Forensic accountants, Second Sight, have agreed that there could have been other reasons for the shortfalls including malicious software or human error, as well as the IT systems. They also said that they couldn’t properly investigate the errors because the Post Office had failed to hand over the relevant documents required.
Not to offer any speculation on the Post Office software or IT systems in particular, there can be several reasons for “bad” software.
In many circumstances, it is possible that software is perfectly good, but not right for the business needs. It’s also important to scrutinise the use of the software and the ability of those who use it.

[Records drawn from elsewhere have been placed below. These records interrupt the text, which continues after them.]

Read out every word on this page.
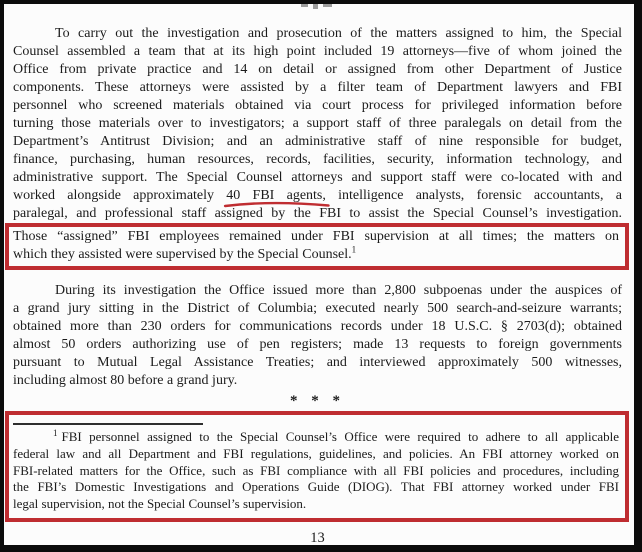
To carry out the investigation and prosecution of the matters assigned to him, the Special
Counsel assembled a team that at its high point included 19 attorneys—five of whom joined the
Office from private practice and 14 on detail or assigned from other Department of Justice
components. These attorneys were assisted by a filter team of Department lawyers and FBI
personnel who screened materials obtained via court process for privileged information before
turning those materials over to investigators; a support staff of three paralegals on detail from the
Department’s Antitrust Division; and an administrative staff of nine responsible for budget,
finance, purchasing, human resources, records, facilities, security, information technology, and
administrative support. The Special Counsel attorneys and support staff were co-located with and
worked alongside approximately
40 FBI agents, intelligence analysts, forensic accountants, a
paralegal, and professional staff assigned by the FBI to assist the Special Counsel’s investigation.
Those “assigned” FBI employees remained under FBI supervision at all times; the matters on
which they assisted were supervised by the Special Counsel.$^1$
During its investigation the Office issued more than 2,800 subpoenas under the auspices of
a grand jury sitting in the District of Columbia; executed nearly 500 search-and-seizure warrants;
obtained more than 230 orders for communications records under 18 U.S.C. § 2703(d); obtained
almost 50 orders authorizing use of pen registers; made 13 requests to foreign governments
pursuant to Mutual Legal Assistance Treaties; and interviewed approximately 500 witnesses,
including almost 80 before a grand jury.
* * *
$^1$ FBI personnel assigned to the Special Counsel’s Office were required to adhere to all applicable
federal law and all Department and FBI regulations, guidelines, and policies. An FBI attorney worked on
FBI-related matters for the Office, such as FBI compliance with all FBI policies and procedures, including
the FBI’s Domestic Investigations and Operations Guide (DIOG). That FBI attorney worked under FBI
legal supervision, not the Special Counsel’s supervision.
13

There is always an expectation gap when it comes to software. And expectations are tricky things because everyone’s are different. No matter what the software, someone somewhere will dislike it because it fails to meet their expectations.
At Cofficient we often cite the Pareto’s 80/20 rule in relation to expectations. If the software meets 80% of your expectations then that’s a good result. However, when the 20% which doesn’t meet your expectations results in fines of £36,000 for staff or a prosecution resulting in prison sentencing then that is clearly a different matter altogether.
Former MP James Arbuthnot has been campaigning for those affected saying, “These have been people who have been pillars of the community and who have had their reputations dragged through the mud, who have been sent to prison, some of them. I understand at least one has committed suicide. They’ve been made bankrupt, they’ve had their contracts with Post Office terminated”. He continues to campaign for an independent investigation.
We will follow the story with interest.